Saturday, August 27, 2011

Hurricane in Piedmont

There was a moment this hurricane weekend when I thought, "I am afraid".

We have only owned this house in Piedmont for two months and we've lived in it for only six weeks. We only just got the custom blinds installed in the kitchen, and I know hurricanes: They mess stuff up.

When I was poor and landless and living in New York City, I loved hurricanes. I loved the mess they made, the hole they tore in the control freakiness of the big city. Once, I spent a weekend on Fire Island in the teeth of one of them, running around on the beach nearly naked, screaming challenges at the wind, and then creeping along the boardwalks behind the dunes where tiny white-tail deer were waiting motionless in the swamp for the storm to pass. I rejoiced then in the destructive force of the wind. I didn't worry about getting hurt, or things getting hurt.

But I have lost that urban brashness. Now I have something of serious worth that the hurricane could take from me. Now I am different. I have trees.

As we stowed the patio furniture, stacked the cushions in the living room, and packed the two-car brick garage tight with our two cars and everything else that might turn into a missile in high wind, what tore at my heart was the trees, these magnificent trees that have enchanted me from the first time we drove up to our new house. We have only just met each other, these trees and I. There are huge, mature willow oaks at the front and back, venerable natives of North Carolina with great, grey trunks. There are girly pink, bobblehead crape myrtles in the backyard with their slick, peeling skins, and the fluttering, lacy dogwoods who gather beneath the oak canopy. There's the row of Leyland cypress which somebody planted too close together some years ago along the northern border of our property and which I've promised to prune hard come fall, and there's the spindly, young pear tree standing tentatively next to the back deck. And then there are those old men, the native North Carolina long needle pines, straight backed giants in the woods out back, and our squat, bodacious Brunswick fig with its leaves like big flat hands, blowsily overspilling its protected spot in back of the garage. And there, there by the back gate, is the bay tree standing spit-shined and dark green, stiff like an obedient schoolboy in his brand new suit.

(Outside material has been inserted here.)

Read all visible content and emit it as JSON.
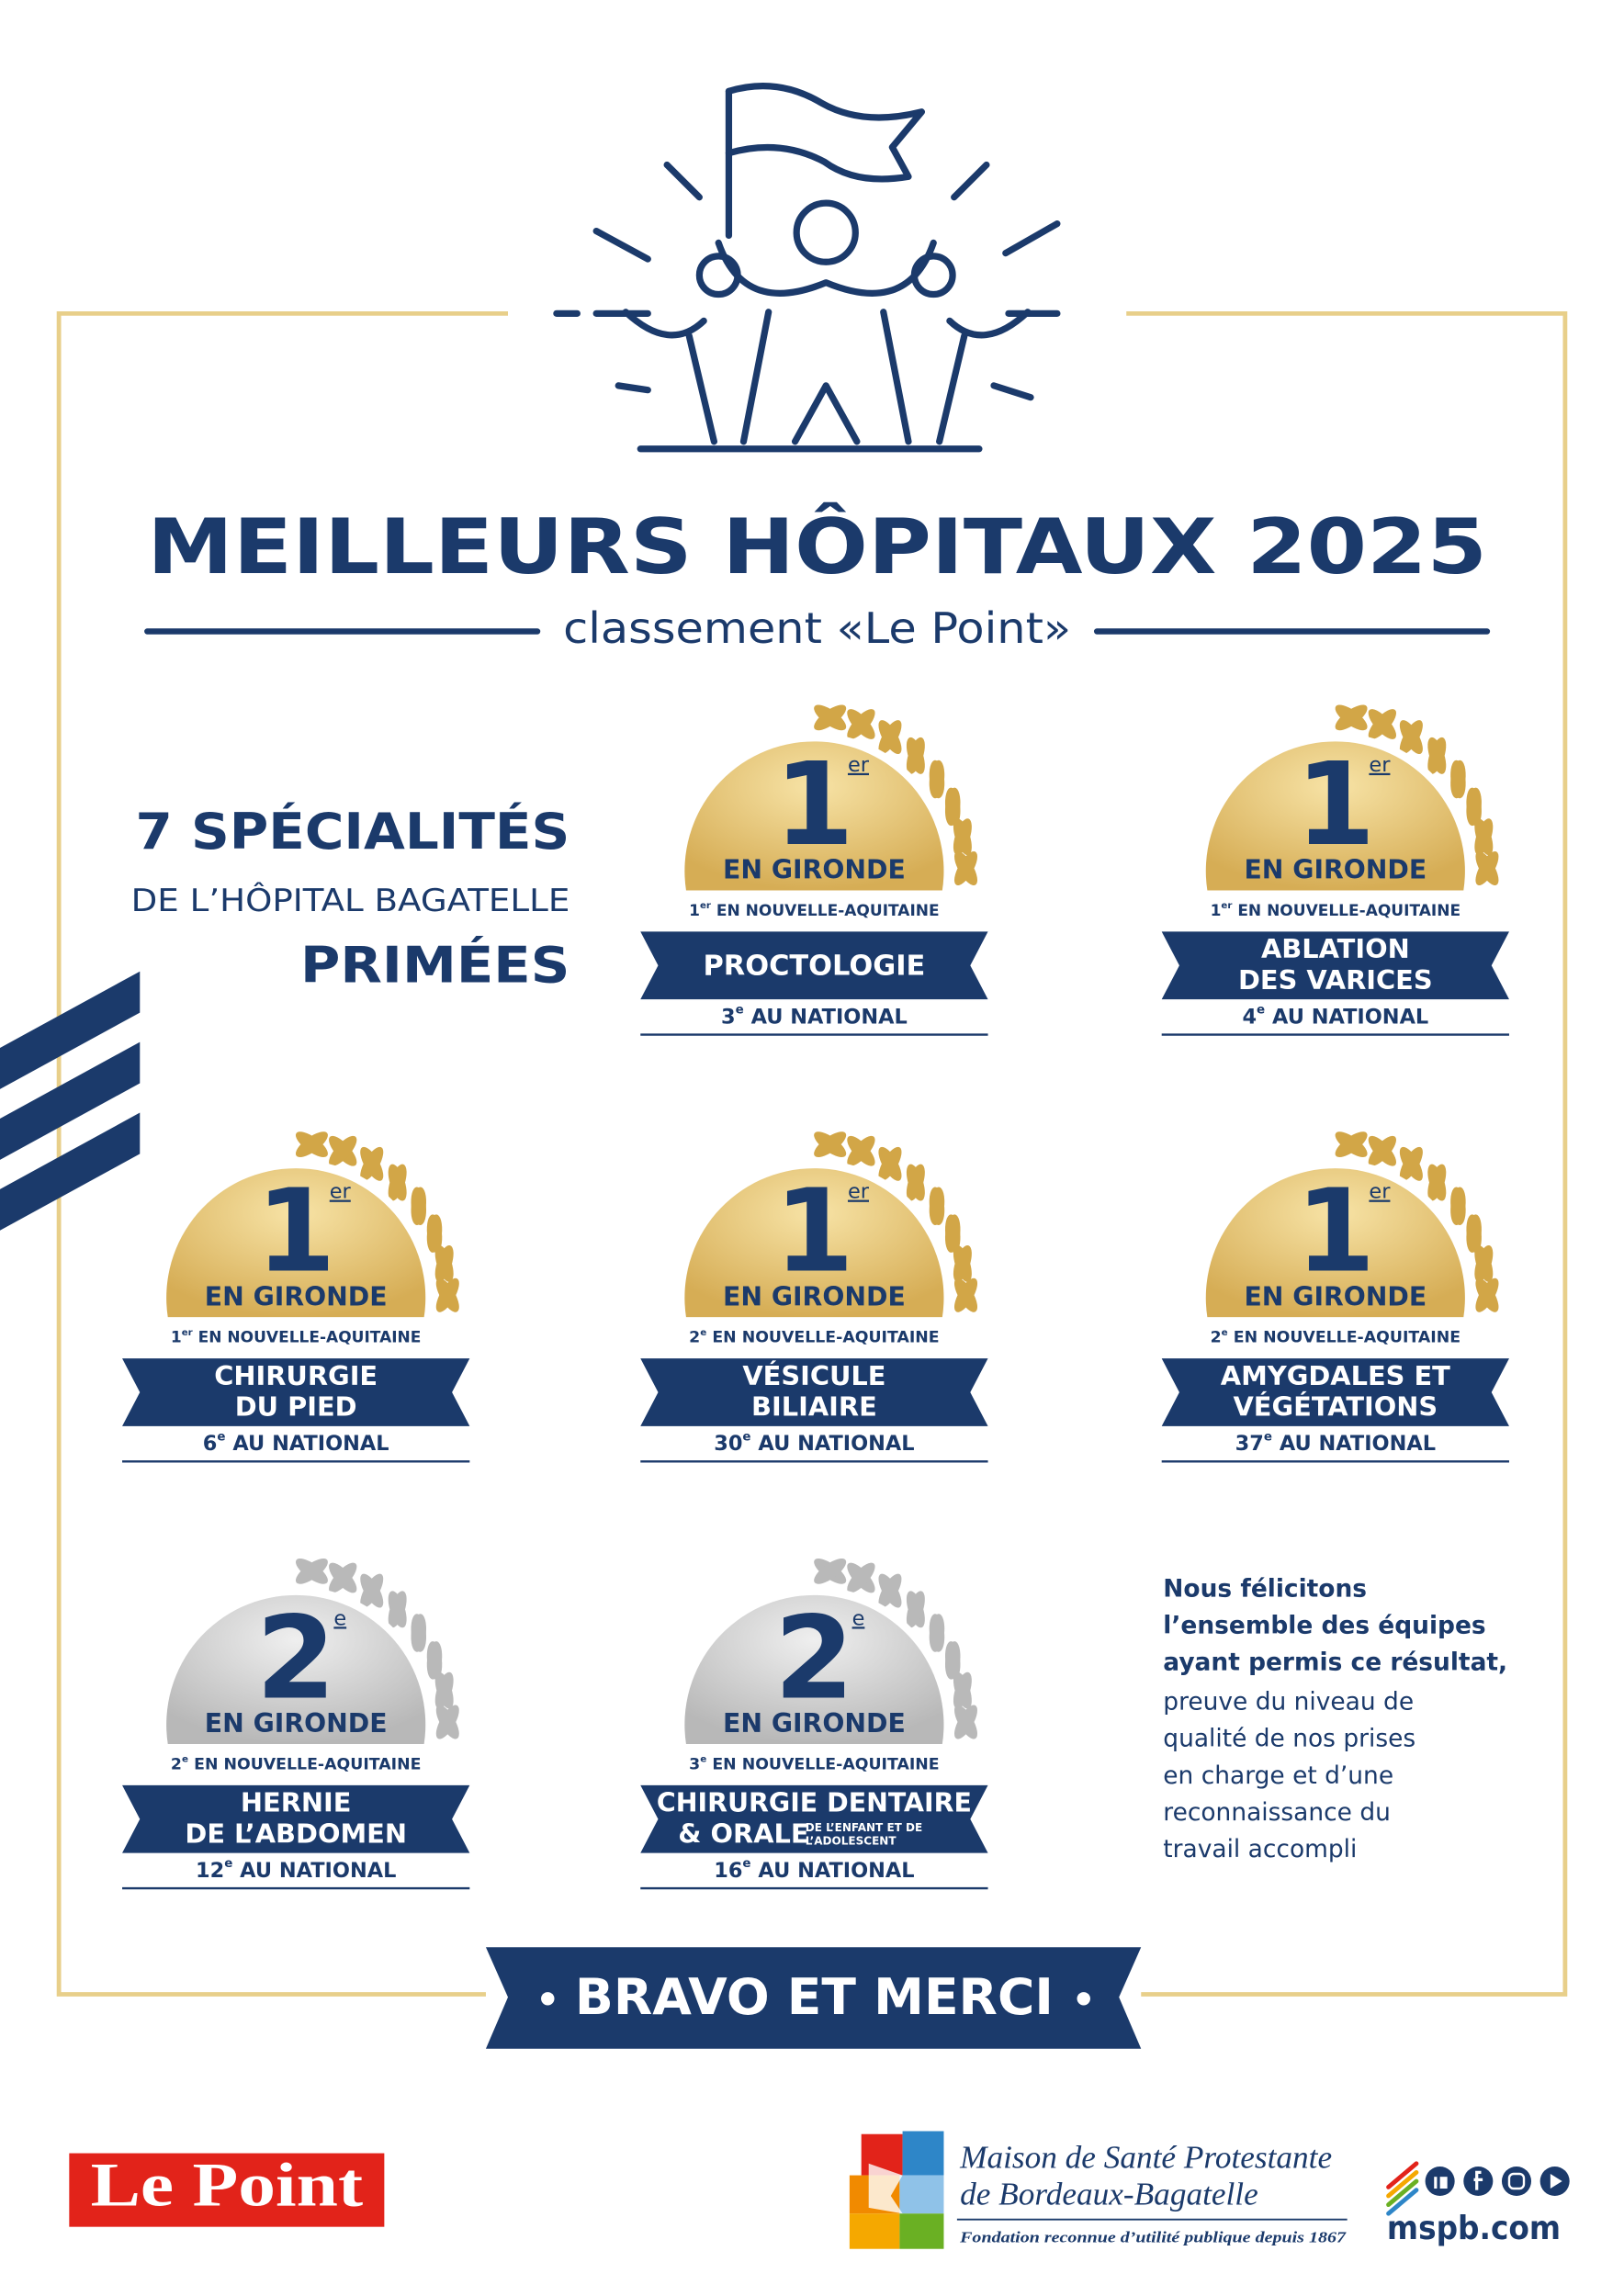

I cannot protect them from the hurricane. Neither, with all of our preparations, can we protect ourselves from this storm if she wants to take us. But in my heart, it's the trees, the trees. Will the trees make it through?

Before the storm, the air goes quite still. For a day before it hits, a gray wetness hangs in the air making the atmosphere heavy and motionless. The birds go silent, group by group, and all crawling and flying things shut down for business except for the frogs that start gathering closer in to the house, one very large one even appearing at a kitchen window as if sent by the amphibian world to warn us. Storm, says the frog with his googly eyes. And then he disappears into the bushes. Soon then come the wet globs of something not really rain, just drops of sweat flung from the brow of this monster dancer, hurricane Irene.

FF occupies himself assembling the new wet vac, taking the battery powered sump on a test run and reading the directions for our last line of defense against wet basement: the hand operated bilge pump. I flit and fret around the house filling water bottles and bathtubs, feeling unsettled, and worrying for the trees. In the calm before the storm they go still, gathering themselves as if taking a big, collective arboreal breath. And when the wind gusts start up, we watch as their great crowns sway and bend with the wind, tossing leaf clusters, dry twigs and needles down to the ground like candies from some massive piƱata. The noble wood, more flexible than we could imagine, bends and bends hard. But it does not break. And Irene, who capriciously decides to pirouette just enough to the East to save us all, leaves the sky a wooly white, throws some trash on the ground and turns her attentions elsewhere.

Piedmont, it seems was just out of reach. And while the coast was slammed, we were merely put through our paces. Irene laughs as she lumbers on, gathering her wide skirts around her. The TV maps show her moving north, towards our friends and family up Virginia way and on to Tiny Town and New York City where some await her, huddled in apartments. There in New York City mass transit is shutting down and people are evacuating from low lying areas. I think of my friends, stuck uptown by the closed GW bridge and the shut-down subway system, and I am concerned. But my heart also does a little happy dance that I am here worrying about trees, and not there depending on the works of man to save me.

I am in Piedmont where people handle storms with chainsaws and and generators. I am in Piedmont, where the forest and the hills are my fortress, and where the trees are braver and wiser than I shall ever be.